The house was quiet as it always is in the mornings. I've learned over the few days I spent here that the wolves of the pack are not morning people and most of them should be avoided at the breakfast table. Especially Phoebe who, as sweet as she is the rest of the time, she shows her true nature in the first hours after waking up.
But now there's only Asher and I, standing before two cups of freshly-brewed coffee and waiting for the leftovers to heaten up in the microwave. "You call me if anything happens," he asks seriously, taking a sip of his coffee.
"Nothing will happen, but I'll call you after I find out the answers I want."
"Do you want to drive to your dorm and pick some more weapons?" His eyes were on my arrows and their unusual colored ends. "You really don't want me to come with you? Just to be there, I won't interfere in any way."

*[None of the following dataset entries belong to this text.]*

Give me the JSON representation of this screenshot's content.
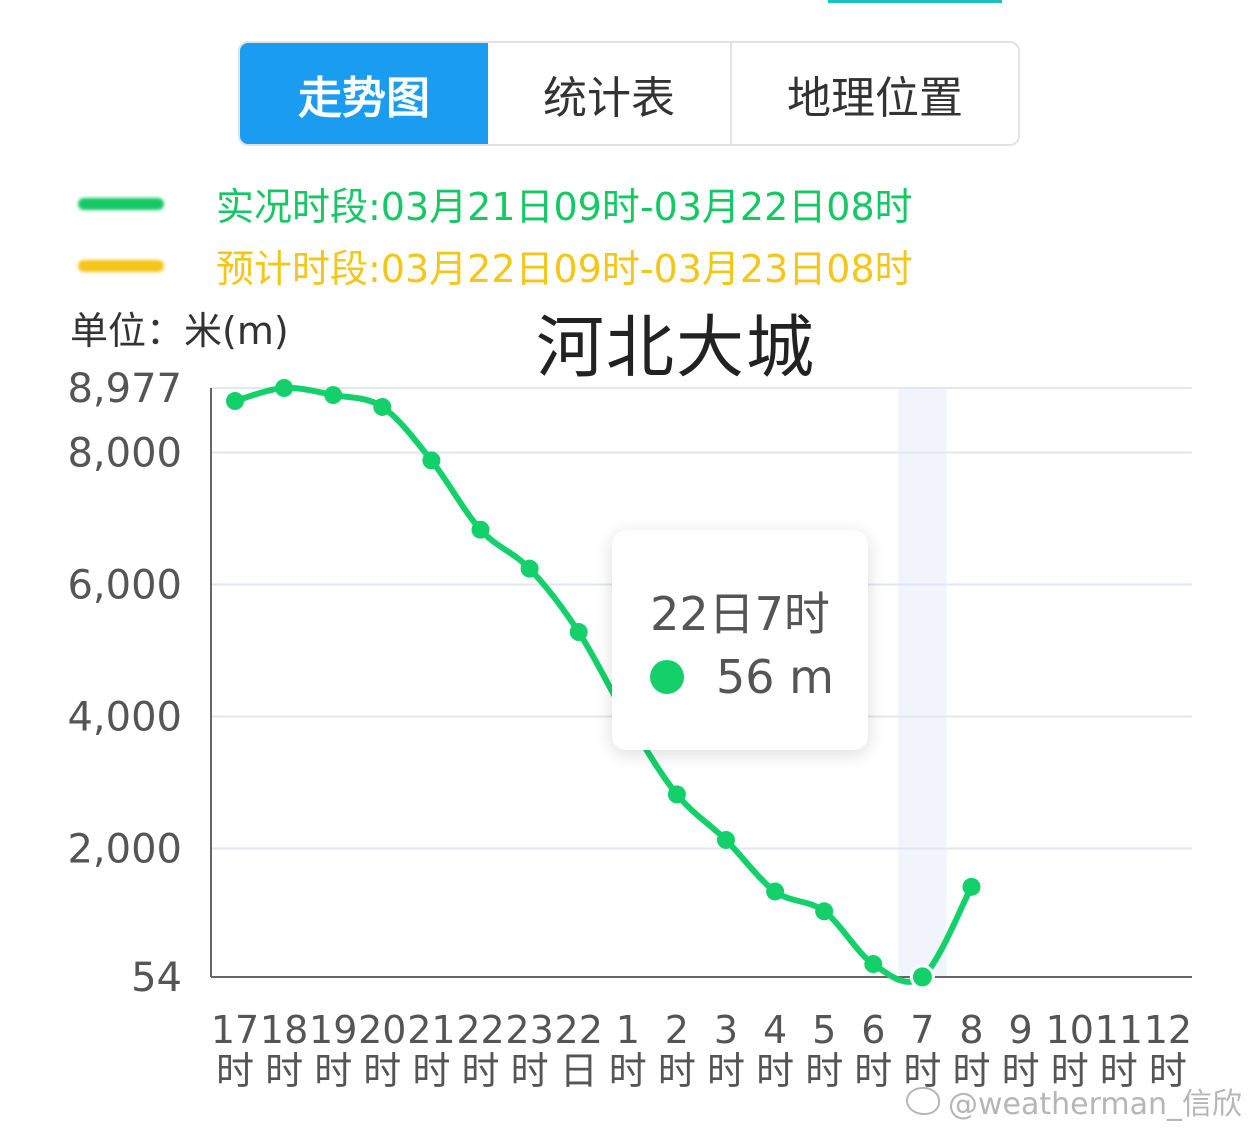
{
  "tabs": [
    {
      "label": "走势图",
      "active": true
    },
    {
      "label": "统计表",
      "active": false
    },
    {
      "label": "地理位置",
      "active": false
    }
  ],
  "legend": {
    "actual": {
      "text": "实况时段:03月21日09时-03月22日08时",
      "color": "#14c864"
    },
    "forecast": {
      "text": "预计时段:03月22日09时-03月23日08时",
      "color": "#f5c518"
    }
  },
  "unit_label": "单位：米(m)",
  "location": "河北大城",
  "tooltip": {
    "time": "22日7时",
    "value": "56 m"
  },
  "watermark": "@weatherman_信欣",
  "chart_data": {
    "type": "line",
    "title": "河北大城",
    "ylabel": "单位：米(m)",
    "ylim": [
      54,
      8977
    ],
    "yticks": [
      "8,977",
      "8,000",
      "6,000",
      "4,000",
      "2,000",
      "54"
    ],
    "ytick_values": [
      8977,
      8000,
      6000,
      4000,
      2000,
      54
    ],
    "x_ticks": [
      [
        "17",
        "时"
      ],
      [
        "18",
        "时"
      ],
      [
        "19",
        "时"
      ],
      [
        "20",
        "时"
      ],
      [
        "21",
        "时"
      ],
      [
        "22",
        "时"
      ],
      [
        "23",
        "时"
      ],
      [
        "22",
        "日"
      ],
      [
        "1",
        "时"
      ],
      [
        "2",
        "时"
      ],
      [
        "3",
        "时"
      ],
      [
        "4",
        "时"
      ],
      [
        "5",
        "时"
      ],
      [
        "6",
        "时"
      ],
      [
        "7",
        "时"
      ],
      [
        "8",
        "时"
      ],
      [
        "9",
        "时"
      ],
      [
        "10",
        "时"
      ],
      [
        "11",
        "时"
      ],
      [
        "12",
        "时"
      ]
    ],
    "series": [
      {
        "color": "#14d06a",
        "values": [
          8780,
          8977,
          8870,
          8690,
          7880,
          6830,
          6240,
          5280,
          3960,
          2820,
          2130,
          1350,
          1050,
          250,
          56,
          1420
        ]
      }
    ],
    "highlight_index": 14,
    "grid": true
  }
}
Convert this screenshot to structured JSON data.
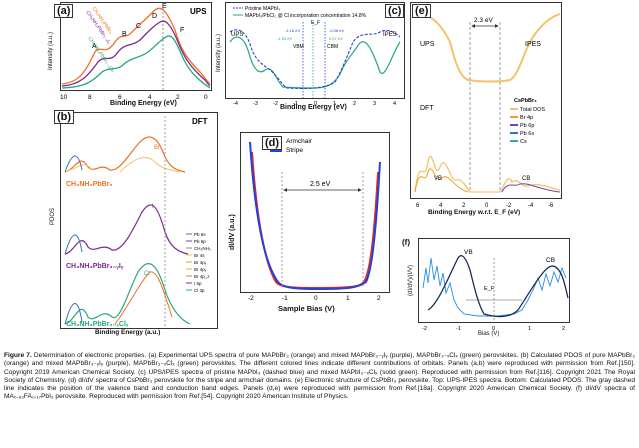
{
  "panel_a": {
    "label": "(a)",
    "tag": "UPS",
    "ylabel": "Intensity (a.u.)",
    "xlabel": "Binding Energy (eV)",
    "xticks": [
      "10",
      "8",
      "6",
      "4",
      "2",
      "0"
    ],
    "peaks": [
      "A",
      "B",
      "C",
      "D",
      "E",
      "F"
    ],
    "series": [
      {
        "name": "CH₃NH₃PbBr₃",
        "color": "#f26d21"
      },
      {
        "name": "CH₃NH₃PbBr₃₋ᵧIᵧ",
        "color": "#7a2a8f"
      },
      {
        "name": "CH₃NH₃PbBr₃₋ₓClₓ",
        "color": "#2aa879"
      }
    ]
  },
  "panel_b": {
    "label": "(b)",
    "tag": "DFT",
    "ylabel": "PDOS",
    "xlabel": "Binding Energy (a.u.)",
    "series_labels": [
      "CH₃NH₃PbBr₃",
      "CH₃NH₃PbBr₃₋ᵧIᵧ",
      "CH₃NH₃PbBr₃₋ₓClₓ"
    ],
    "legend": [
      "Pb 6s",
      "Pb 6p",
      "CH₃NH₃",
      "Br 4s",
      "Br 4pₓ",
      "Br 4pᵧ",
      "Br 4p_z",
      "I 5p",
      "Cl 3p"
    ],
    "annotations": [
      "Br",
      "I",
      "Cl"
    ]
  },
  "panel_c": {
    "label": "(c)",
    "xlabel": "Binding Energy (eV)",
    "ylabel": "Intensity (a.u.)",
    "legend": [
      "Pristine MAPbI₃",
      "MAPbI₃/PbCl₂ @ Cl incorporation concentration 14.8%"
    ],
    "tags": [
      "UPS",
      "IPES",
      "VBM",
      "CBM",
      "E_F"
    ],
    "values": [
      "-1.16 eV",
      "-1.55 eV",
      "-0.08 eV",
      "0.07 eV"
    ],
    "xticks": [
      "-4",
      "-3",
      "-2",
      "-1",
      "0",
      "1",
      "2",
      "3",
      "4"
    ]
  },
  "panel_d": {
    "label": "(d)",
    "xlabel": "Sample Bias (V)",
    "ylabel": "dI/dV (a.u.)",
    "legend": [
      {
        "name": "Armchair",
        "color": "#e3262b"
      },
      {
        "name": "Stripe",
        "color": "#2342d8"
      }
    ],
    "gap_label": "2.5 eV",
    "xticks": [
      "-2",
      "-1",
      "0",
      "1",
      "2"
    ]
  },
  "panel_e": {
    "label": "(e)",
    "gap_label": "2.3 eV",
    "tags": [
      "UPS",
      "IPES",
      "DFT",
      "VB",
      "CB"
    ],
    "legend_title": "CsPbBr₃",
    "legend": [
      {
        "name": "Total DOS",
        "color": "#f3c36b"
      },
      {
        "name": "Br 4p",
        "color": "#f29b2e"
      },
      {
        "name": "Pb 6p",
        "color": "#6c4aa0"
      },
      {
        "name": "Pb 6s",
        "color": "#3d6fb8"
      },
      {
        "name": "Cs",
        "color": "#2db3a3"
      }
    ],
    "xlabel": "Binding Energy w.r.t. E_F (eV)",
    "xticks": [
      "6",
      "4",
      "2",
      "0",
      "-2",
      "-4",
      "-6"
    ]
  },
  "panel_f": {
    "label": "(f)",
    "ylabel": "(dI/dV)/(I/V)",
    "xlabel": "Bias (V)",
    "tags": [
      "VB",
      "CB",
      "E_F"
    ],
    "xticks": [
      "-2",
      "-1",
      "0",
      "1",
      "2"
    ]
  },
  "caption": {
    "bold": "Figure 7.",
    "text": "Determination of electronic properties. (a) Experimental UPS spectra of pure MAPbBr₃ (orange) and mixed MAPbBr₃₋ᵧIᵧ (purple), MAPbBr₃₋ₓClₓ (green) perovskites. (b) Calculated PDOS of pure MAPbBr₃ (orange) and mixed MAPbBr₃₋ᵧIᵧ (purple), MAPbBr₃₋ₓClₓ (green) perovskites. The different colored lines indicate different contributions of orbitals. Panels (a,b) were reproduced with permission from Ref.[150]. Copyright 2019 American Chemical Society. (c) UPS/IPES spectra of pristine MAPbI₃ (dashed blue) and mixed MAPbI₃₋ₓClₓ (solid green). Reproduced with permission from Ref.[116]. Copyright 2021 The Royal Society of Chemistry. (d) dI/dV spectra of CsPbBr₃ perovskite for the stripe and armchair domains. (e) Electronic structure of CsPbBr₃ perovskite. Top: UPS-IPES spectra. Bottom: Calculated PDOS. The gray dashed line indicates the position of the valence band and conduction band edges. Panels (d,e) were reproduced with permission from Ref.[18a]. Copyright 2020 American Chemical Society. (f) dI/dV spectra of MA₀.₈₃FA₀.₁₇PbI₃ perovskite. Reproduced with permission from Ref.[54]. Copyright 2020 American Institute of Physics."
  }
}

"I know you wouldn't, but I can't be sure that Thomas won't try to put another dagger through your heart, so it's better if I go alone."
"Go where?" Chimes in Hayder, along with a sleepyhead Chase, taking a seat on the chairs across from Asher and I.
"To get myself some answers," I answer and judging by the lack of reactions on both their faces, I assume they already knew. I whip my head to Asher, waiting for a very good explanation.
"Before you get mad, I called them so you won't worry about me getting hurt again," he tells me. "We'll stay out of your way, if he acts nice."
"Honestly, I'm hoping he won't so I'll finally get the chance to fix his priviliged face a little," joked Hayder, but my attention is elsewhere.
"He'll know you're there."
"Then he'll think twice about pulling a stunt like the last time," adds Chase and I shake my head. Not only because I know Thomas will be far from restrained if he realises I brought company, but because he might be tempted to share information about more than my escape.
And that would ruin everything.
I'm more willing to go to the vampire's territory, than to face Thomas with three Lycans guarding my back and listening to everything the Elf will like to share. This mission can go wrong in so many ways, that it may end up worsening my situation. And I'm not sure if I'm ready to take responsability for destroying the mission that all the hunters' worldwide worked months to prepare. But do I have a choice?
"Let's go then," I say, trying to hid my panic and uneasiness as we walk to Hayder's car and prepare for the worst.